Ведь я же телеграфировала тебе - "писать пока не могу", и если бы была в тебе вера в меня, ты ждал бы спокойно - значит, не могу писать, нет сейчас сил для того, чтобы говорить обо всем спокойно. А ты считаешь меня способной на такую наглую ложь - не прощу никогда тебе этого! Иди от такой дряни, беги как можно скорей, как можно дальше.

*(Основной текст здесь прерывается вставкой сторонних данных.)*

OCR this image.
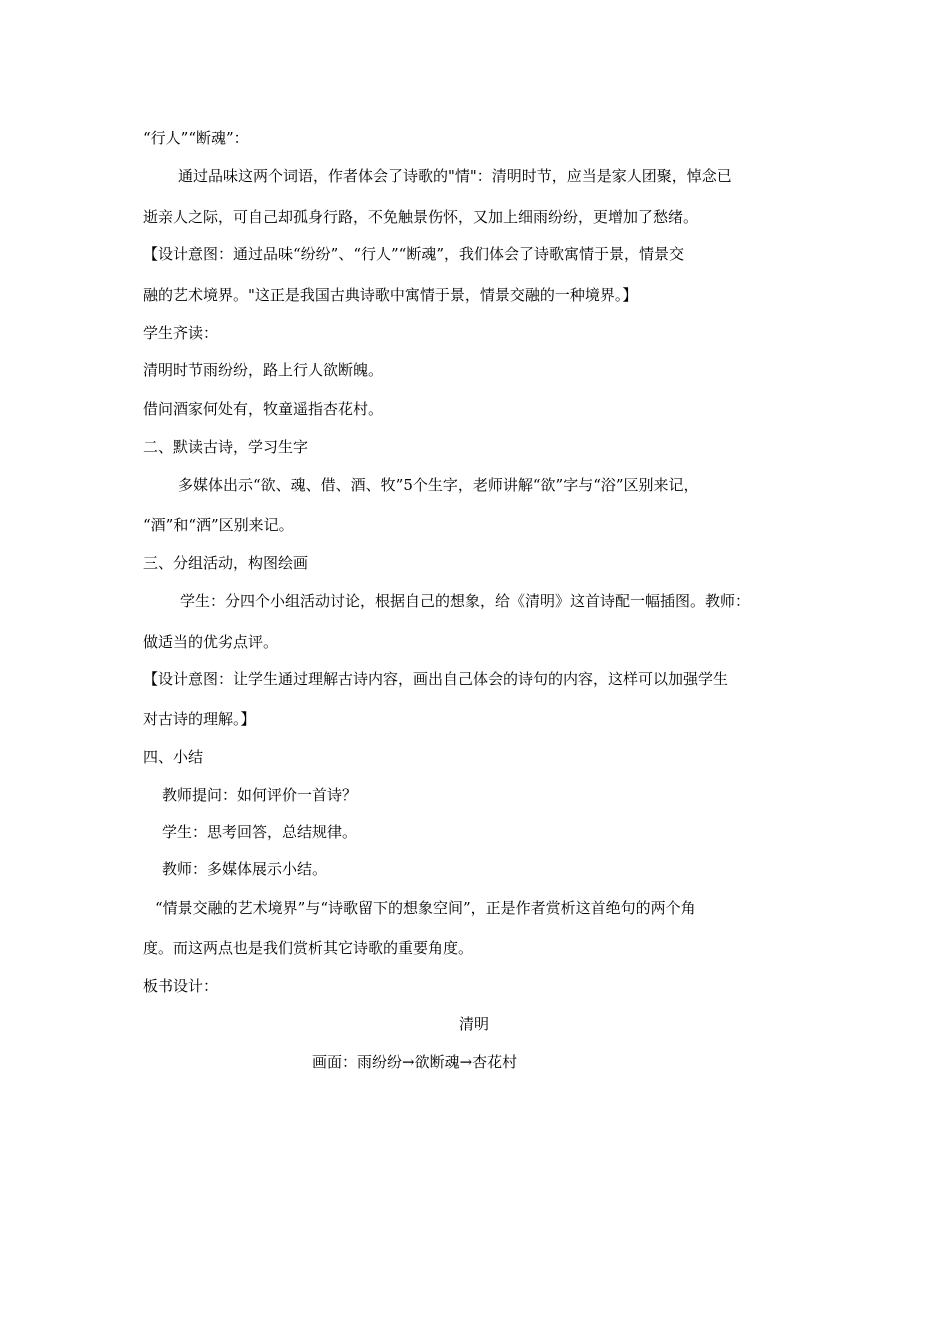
“行人”“断魂”：
通过品味这两个词语，作者体会了诗歌的"情"：清明时节，应当是家人团聚，悼念已
逝亲人之际，可自己却孤身行路，不免触景伤怀，又加上细雨纷纷，更增加了愁绪。
【设计意图：通过品味“纷纷”、“行人”“断魂”，我们体会了诗歌寓情于景，情景交
融的艺术境界。"这正是我国古典诗歌中寓情于景，情景交融的一种境界。】
学生齐读：
清明时节雨纷纷，路上行人欲断魄。
借问酒家何处有，牧童遥指杏花村。
二、默读古诗，学习生字
多媒体出示“欲、魂、借、酒、牧”5个生字，老师讲解“欲”字与“浴”区别来记，
“酒”和“洒”区别来记。
三、分组活动，构图绘画
学生：分四个小组活动讨论，根据自己的想象，给《清明》这首诗配一幅插图。教师：
做适当的优劣点评。
【设计意图：让学生通过理解古诗内容，画出自己体会的诗句的内容，这样可以加强学生
对古诗的理解。】
四、小结
教师提问：如何评价一首诗？
学生：思考回答，总结规律。
教师：多媒体展示小结。
“情景交融的艺术境界”与“诗歌留下的想象空间”，正是作者赏析这首绝句的两个角
度。而这两点也是我们赏析其它诗歌的重要角度。
板书设计：
清明
画面：雨纷纷→欲断魂→杏花村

Вывод ясен: честность, прямота, искренность приносят лишь вред. Обман и ложь охраняют покой очага. Как больно приходить к такому выводу!

XXXIV

Михаил Андреевич Угрюмов - Раисе Григорьевне Геймер в "Кириле"

Москва, 10 июня

Раиса Григорьевна, я ждал всего, что угодно, только не такого письма. Я во многом и тяжко виноват перед Вами, но никогда мною не руководила злоба или злорадство.

Вы помните, конечно, в каком состоянии полного отчаяния находился я, когда пришел к Вам. Вы знаете, как мучительно переживал отчуждение жены, ее душевные метания за разлад с самой собою. Мне нечего было скрывать. За пятнадцать лет супружеской жизни я ничего не знал, кроме работы и уединенья.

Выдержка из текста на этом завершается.